Looking at other markets, continued uncertainty regards the extension of the PTC in the US, and Germany’s introduction of a new roof-top PV tariff (to both deliver its ambitious renewable goals as well as revive a flagging domestic PV industry) put these markets on level pegging in second spot. In fourth place, India recently suffered severe blackouts leading to speculation that the country has attracted insufficient private investment to modernise its power infrastructure and that renewable energy investment may suffer amid wider power system reforms. As a result, India has fallen a point in the ARI.
Despite dropping half a point, the UK has risen to fifth place in the ARI, due to a fall in Italy’s ranking in response to worsening economic conditions. While a number of UK policy and subsidy announcements were made during Q2 2012; the general consensus appears to be that these announcements have fallen short of delivering certainty for investors. Indeed, the continuing battle within the coalition government between an apparent pro-gas stance, and the more pro-renewables view is serving to undermine the rhetoric that the UK energy market is a great place to invest.

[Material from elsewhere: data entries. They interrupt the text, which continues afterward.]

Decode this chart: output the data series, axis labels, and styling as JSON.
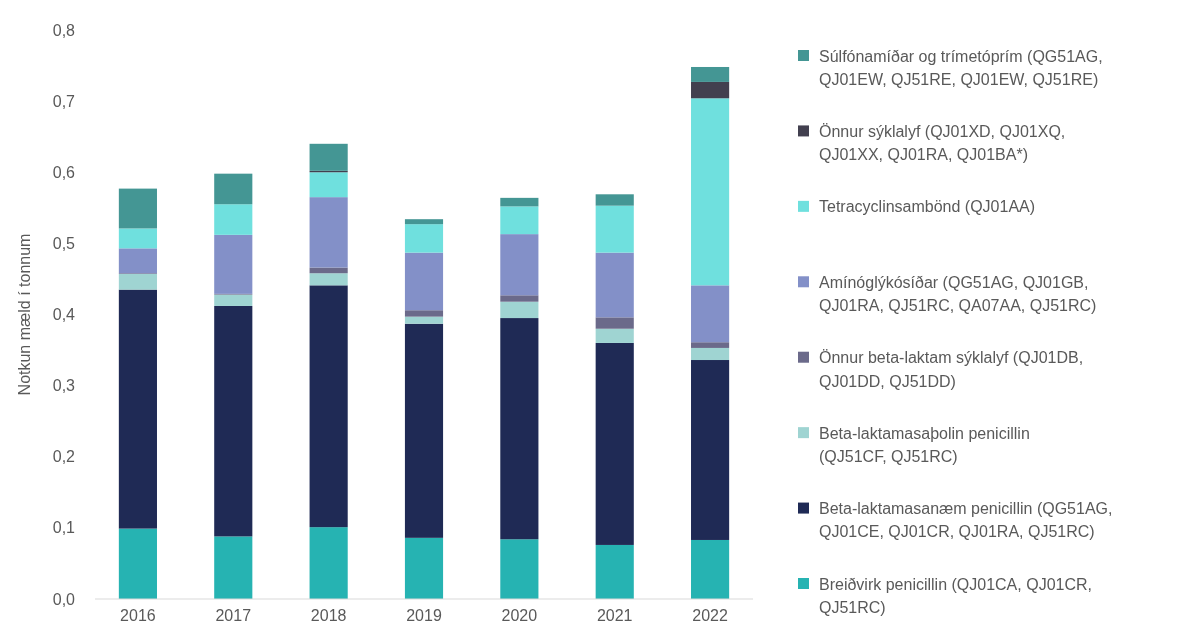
{
  "chart_data": {
    "type": "bar",
    "stacked": true,
    "ylabel": "Notkun mæld í tonnum",
    "categories": [
      "2016",
      "2017",
      "2018",
      "2019",
      "2020",
      "2021",
      "2022"
    ],
    "ylim": [
      0,
      0.8
    ],
    "yticks": [
      {
        "value": 0,
        "label": "0,0"
      },
      {
        "value": 0.1,
        "label": "0,1"
      },
      {
        "value": 0.2,
        "label": "0,2"
      },
      {
        "value": 0.3,
        "label": "0,3"
      },
      {
        "value": 0.4,
        "label": "0,4"
      },
      {
        "value": 0.5,
        "label": "0,5"
      },
      {
        "value": 0.6,
        "label": "0,6"
      },
      {
        "value": 0.7,
        "label": "0,7"
      },
      {
        "value": 0.8,
        "label": "0,8"
      }
    ],
    "grid": false,
    "legend": "right",
    "series": [
      {
        "name": "Breiðvirk penicillin (QJ01CA, QJ01CR, QJ51RC)",
        "color": "#26b3b2",
        "values": [
          0.099,
          0.088,
          0.101,
          0.086,
          0.084,
          0.076,
          0.083
        ]
      },
      {
        "name": "Beta-laktamasanæm penicillin (QG51AG, QJ01CE, QJ01CR, QJ01RA, QJ51RC)",
        "color": "#1f2a55",
        "values": [
          0.336,
          0.324,
          0.34,
          0.301,
          0.311,
          0.284,
          0.253
        ]
      },
      {
        "name": "Beta-laktamasaþolin penicillin (QJ51CF, QJ51RC)",
        "color": "#9fd4d2",
        "values": [
          0.022,
          0.016,
          0.017,
          0.01,
          0.023,
          0.02,
          0.017
        ]
      },
      {
        "name": "Önnur beta-laktam sýklalyf (QJ01DB, QJ01DD, QJ51DD)",
        "color": "#6b6a8a",
        "values": [
          0.001,
          0.001,
          0.008,
          0.009,
          0.009,
          0.016,
          0.008
        ]
      },
      {
        "name": "Amínóglýkósíðar (QG51AG, QJ01GB, QJ01RA, QJ51RC, QA07AA, QJ51RC)",
        "color": "#8390c8",
        "values": [
          0.035,
          0.083,
          0.099,
          0.081,
          0.086,
          0.091,
          0.08
        ]
      },
      {
        "name": "Tetracyclinsambönd (QJ01AA)",
        "color": "#6fe0de",
        "values": [
          0.028,
          0.043,
          0.035,
          0.04,
          0.039,
          0.066,
          0.263
        ]
      },
      {
        "name": "Önnur sýklalyf (QJ01XD, QJ01XQ, QJ01XX, QJ01RA, QJ01BA*)",
        "color": "#42404f",
        "values": [
          0,
          0,
          0.002,
          0,
          0,
          0,
          0.023
        ]
      },
      {
        "name": "Súlfónamíðar og trímetóprím (QG51AG, QJ01EW, QJ51RE, QJ01EW, QJ51RE)",
        "color": "#449694",
        "values": [
          0.056,
          0.043,
          0.038,
          0.007,
          0.012,
          0.016,
          0.021
        ]
      }
    ]
  }
}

Q2 2012 saw total new investment in the sector of US $59.6b (€48b), up 24% from Q1 2012, with China experiencing a 92% increase on Q1 2012. Europe and the US saw an increase in total new investment of 11% and 18% respectively in Q2 2012, the majority of which was driven by new build asset finance. While the number of deals remained broadly the same, the value of these transactions increased by around 40%–50% across the two regions.